«Differenze enormi con le altre regioni»

BOLZANO. È tutta una questione di differenze. Così Sergio Rizzo, vicedirettore di Repubblica, autore di libri-inchiesta sull’Italia dei privilegi, a partire dal più famoso «La Casta», firmato con...



BOLZANO. È tutta una questione di differenze. Così Sergio Rizzo, vicedirettore di Repubblica, autore di libri-inchiesta sull’Italia dei privilegi, a partire dal più famoso «La Casta», firmato con Gian Antonio Stella, interpreta i risultati dell’indagine sulla percezione dell’Alto Adige. Lo abbiamo intervistato telefonicamente.

Buona amministrazione e gerani alle finestre non sembrano sufficienti. Al resto d’Italia l’Alto Adige appare come una terra straniera, abitata da arroganti.

«Non ci si può stupire dei risultati dell’indagine. È troppo grande la forbice tra le regioni ordinarie e i soldi in Alto Adige e in Val d’Aosta, perché il problema non è solo vostro, e in misura minore nelle altre Regioni a Statuto speciale».

Non è sorprendente che l’autonomia speciale di Bolzano venga criticata più spesso della Sicilia?

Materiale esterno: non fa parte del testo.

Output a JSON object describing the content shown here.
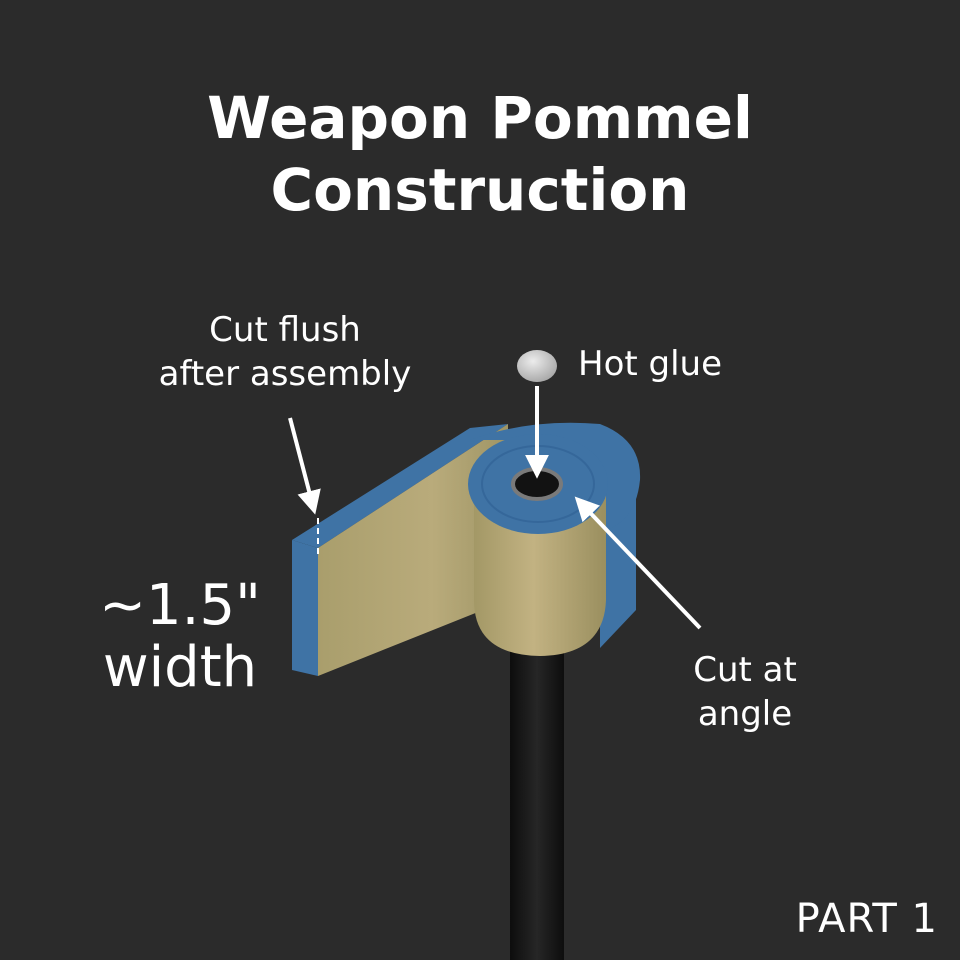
{
  "title": {
    "line1": "Weapon Pommel",
    "line2": "Construction"
  },
  "labels": {
    "cut_flush": {
      "line1": "Cut flush",
      "line2": "after assembly"
    },
    "hot_glue": "Hot glue",
    "cut_angle": {
      "line1": "Cut at",
      "line2": "angle"
    },
    "width": {
      "line1": "~1.5\"",
      "line2": "width"
    },
    "part": "PART 1"
  },
  "colors": {
    "background": "#2b2b2b",
    "foam_face": "#b7a877",
    "foam_edge": "#3f73a5",
    "core_rod": "#151515",
    "glue_dot": "#c9c9c9",
    "text": "#ffffff"
  }
}
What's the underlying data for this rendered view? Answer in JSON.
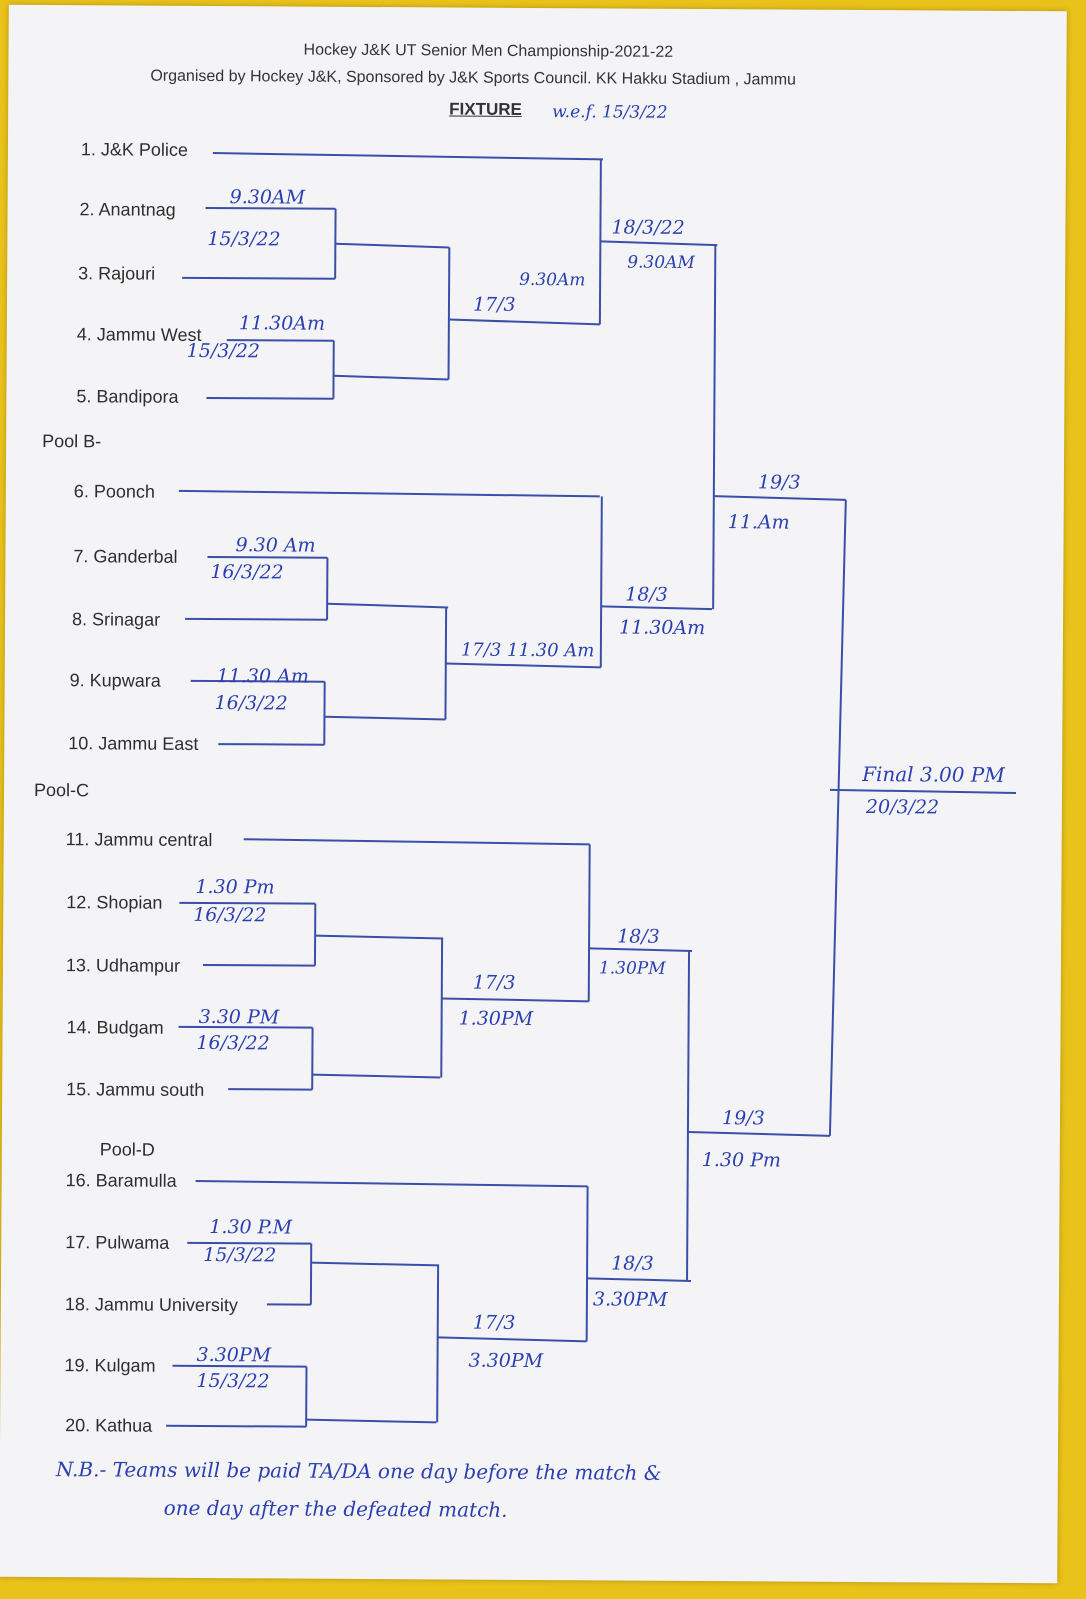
{
  "header": {
    "title": "Hockey J&K UT Senior Men Championship-2021-22",
    "subtitle": "Organised by Hockey J&K, Sponsored by J&K Sports Council. KK Hakku Stadium , Jammu",
    "fixture_label": "FIXTURE",
    "fixture_note": "w.e.f. 15/3/22"
  },
  "pools": {
    "b": "Pool B-",
    "c": "Pool-C",
    "d": "Pool-D"
  },
  "teams": [
    "1. J&K Police",
    "2. Anantnag",
    "3. Rajouri",
    "4. Jammu West",
    "5. Bandipora",
    "6. Poonch",
    "7. Ganderbal",
    "8. Srinagar",
    "9. Kupwara",
    "10. Jammu East",
    "11. Jammu central",
    "12. Shopian",
    "13. Udhampur",
    "14. Budgam",
    "15. Jammu south",
    "16. Baramulla",
    "17. Pulwama",
    "18. Jammu University",
    "19. Kulgam",
    "20. Kathua"
  ],
  "schedule": {
    "r1": [
      {
        "time": "9.30AM",
        "date": "15/3/22"
      },
      {
        "time": "11.30Am",
        "date": "15/3/22"
      },
      {
        "time": "9.30 Am",
        "date": "16/3/22"
      },
      {
        "time": "11.30 Am",
        "date": "16/3/22"
      },
      {
        "time": "1.30 Pm",
        "date": "16/3/22"
      },
      {
        "time": "3.30 PM",
        "date": "16/3/22"
      },
      {
        "time": "1.30 P.M",
        "date": "15/3/22"
      },
      {
        "time": "3.30PM",
        "date": "15/3/22"
      }
    ],
    "r2": [
      {
        "time": "9.30Am",
        "date": "17/3"
      },
      {
        "time": "17/3 11.30 Am"
      },
      {
        "time": "17/3",
        "date": "1.30PM"
      },
      {
        "time": "17/3",
        "date": "3.30PM"
      }
    ],
    "qf": [
      {
        "time": "18/3/22",
        "date": "9.30AM"
      },
      {
        "time": "18/3",
        "date": "11.30Am"
      },
      {
        "time": "18/3",
        "date": "1.30PM"
      },
      {
        "time": "18/3",
        "date": "3.30PM"
      }
    ],
    "sf": [
      {
        "time": "19/3",
        "date": "11.Am"
      },
      {
        "time": "19/3",
        "date": "1.30 Pm"
      }
    ],
    "final": {
      "label": "Final 3.00 PM",
      "date": "20/3/22"
    }
  },
  "note": {
    "line1": "N.B.- Teams will be paid TA/DA one day before the match &",
    "line2": "one day after the defeated match."
  }
}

«Mah, pensiamo alla sanità. Lo Stato in Sicilia può intervenire, mentre la sanità in Alto Adige potrebbe accumulare disavanzi anche imponenti, senza essere commissariata. Ma lo Stato è uno. È evidente che in Alto Adige c’è una minoranza linguistica, ma alla fine questa è la sintesi cui si arriva: ci sono cittadini con diritti diversi. Da quello che mi risulta, in Alto Adige alcune categorie di cittadini hanno diritto al rimborso sulle spese odontoiatriche, in Calabria non funziona certo così. Per non parlare dei contributi concessi all’economia. Non ha caso ci sono Comuni che chiedono di entrare a fare parte del Trentino Alto Adige. La mia opinione è che nel 2018 tutto ciò non possa essere più ignorato».

Cosa intende?

«Dopo la guerra il tema delle autonomie speciali aveva un fondamento. C’era una Sicilia indipendentista, una Sardegna bistrattata, il Friuli Venezia Giulia collocato sulla Cortina di ferro, la Val d’Aosta quasi in regime di supervisione francese e il Trentino Alto Adige che fino alla prima guerra mondiale era Austria. Sono passati più di 70 anni, oggi tutto questo non ha più senso».

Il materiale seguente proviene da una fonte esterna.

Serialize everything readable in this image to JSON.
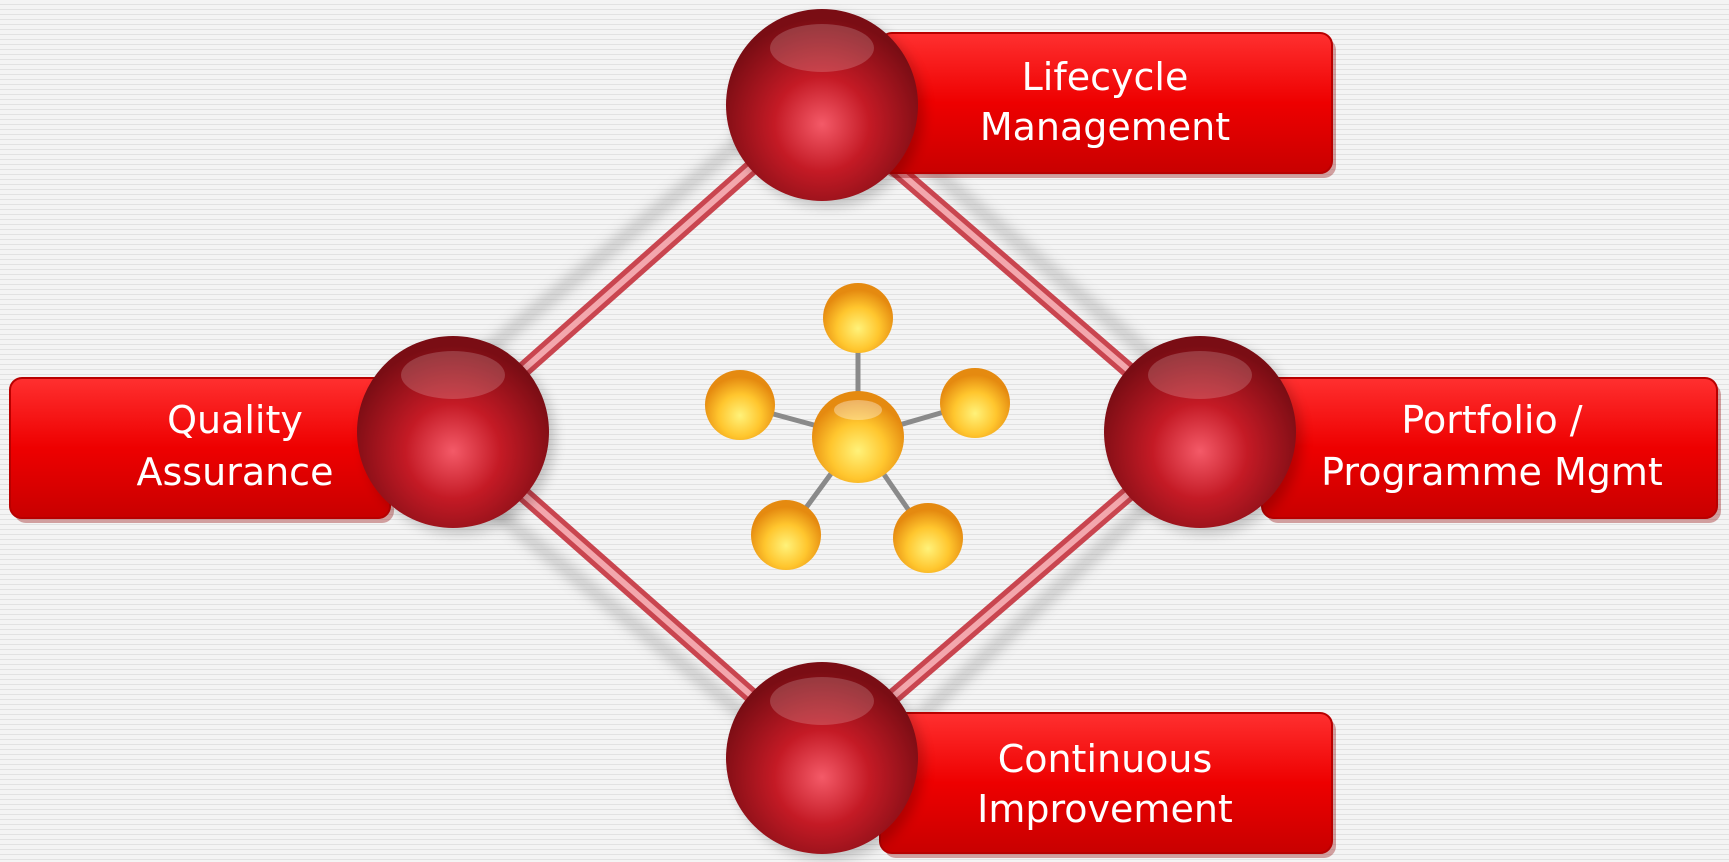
{
  "nodes": {
    "top": {
      "line1": "Lifecycle",
      "line2": "Management"
    },
    "left": {
      "line1": "Quality",
      "line2": "Assurance"
    },
    "right": {
      "line1": "Portfolio /",
      "line2": "Programme Mgmt"
    },
    "bottom": {
      "line1": "Continuous",
      "line2": "Improvement"
    }
  },
  "center_icon": "network-hub-icon",
  "colors": {
    "box_red": "#ee0000",
    "sphere_red": "#b3141c",
    "connector_pink": "#e8737c",
    "hub_yellow": "#ffc62e"
  }
}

In Alto Adige c’è una minoranza linguistica, l’autonomia è sotto tutela internazionale.

«Probabilmente da voi tutto questo regge, ma il Trentino perché? Di fatto è Veneto. Qualcuno dovrebbe spiegarmi perché il Trentino dovrebbe essere ancora autonomia speciale».

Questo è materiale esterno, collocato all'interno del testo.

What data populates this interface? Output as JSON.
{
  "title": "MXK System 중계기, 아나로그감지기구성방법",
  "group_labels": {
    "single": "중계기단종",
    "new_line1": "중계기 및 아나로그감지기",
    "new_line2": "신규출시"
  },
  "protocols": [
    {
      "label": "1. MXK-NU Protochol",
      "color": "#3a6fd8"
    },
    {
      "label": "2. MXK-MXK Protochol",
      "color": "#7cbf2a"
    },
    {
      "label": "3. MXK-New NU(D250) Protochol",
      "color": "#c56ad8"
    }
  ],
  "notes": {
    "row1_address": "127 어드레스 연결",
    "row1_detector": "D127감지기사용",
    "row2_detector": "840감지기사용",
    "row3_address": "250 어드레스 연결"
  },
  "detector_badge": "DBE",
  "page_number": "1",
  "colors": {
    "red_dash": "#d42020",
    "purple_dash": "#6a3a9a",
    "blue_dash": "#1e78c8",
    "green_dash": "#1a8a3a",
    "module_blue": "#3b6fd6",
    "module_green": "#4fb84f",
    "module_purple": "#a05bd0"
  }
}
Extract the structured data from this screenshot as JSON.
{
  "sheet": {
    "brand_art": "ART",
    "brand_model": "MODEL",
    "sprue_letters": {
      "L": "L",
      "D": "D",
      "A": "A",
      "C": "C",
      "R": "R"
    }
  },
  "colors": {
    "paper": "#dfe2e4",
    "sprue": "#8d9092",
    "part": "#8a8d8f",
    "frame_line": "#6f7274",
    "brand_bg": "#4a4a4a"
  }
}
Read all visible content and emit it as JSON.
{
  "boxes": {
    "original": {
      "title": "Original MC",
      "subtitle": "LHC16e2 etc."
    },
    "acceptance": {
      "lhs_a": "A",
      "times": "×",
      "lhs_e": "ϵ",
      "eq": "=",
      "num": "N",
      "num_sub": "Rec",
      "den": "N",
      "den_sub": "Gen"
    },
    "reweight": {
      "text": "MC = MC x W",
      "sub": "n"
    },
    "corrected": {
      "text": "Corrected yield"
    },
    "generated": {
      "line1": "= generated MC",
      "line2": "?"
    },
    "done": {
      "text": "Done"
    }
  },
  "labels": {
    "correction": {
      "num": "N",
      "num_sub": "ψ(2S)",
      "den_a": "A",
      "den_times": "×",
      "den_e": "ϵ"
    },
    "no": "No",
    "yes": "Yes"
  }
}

La Provincia prende atto dell’immagine negativa e da lì parte per cambiare la percezione. Missione possibile?

«Non credo. C’è anche tutta la storia dei vitalizi... Serve una ripulita radicale. Ci sono fatti che hanno lasciato il segno, come certi ex politici che rifiutano l’unità di Italia, ma non si fanno scrupolo di intascare un milione dalla Regione. E vogliamo parlare degli stipendi dei sindaci? Come è possibile che il sindaco di un Comune medio dell’Alto Adige guadagni come il sindaco di Milano? Perché sono queste le cifre, vero? Non basta dire “li paghiamo noi”. Se fai parte del medesimo Stato devi bilanciare le minori ricchezze. Altrimenti dichiari che si tratta di una Stato indipendente».

Lei frequenta l’Alto Adige?

«Conosco bene la vostra provincia. L’ho frequentata a lungo anche per le vacanze, venivo a Solda. Io stesso ho percepito la rivendicazione sotterranea di essere diversi, di non essere italiani. Dopo la prima guerra mondiale l’Italia ha preso questo pezzo di Austria, dopo la seconda guerra se lo è tenuto. Capisco il fastidio. Ma la popolazione di lingua tedesca starebbe meglio in Austria, godrebbe delle medesime condizioni? Non credo. E poi, l’Unione europea ha un senso o no? Dovrebbe essere ormai quasi indifferente appartenere a uno Stato o all’altro». (fr.g.)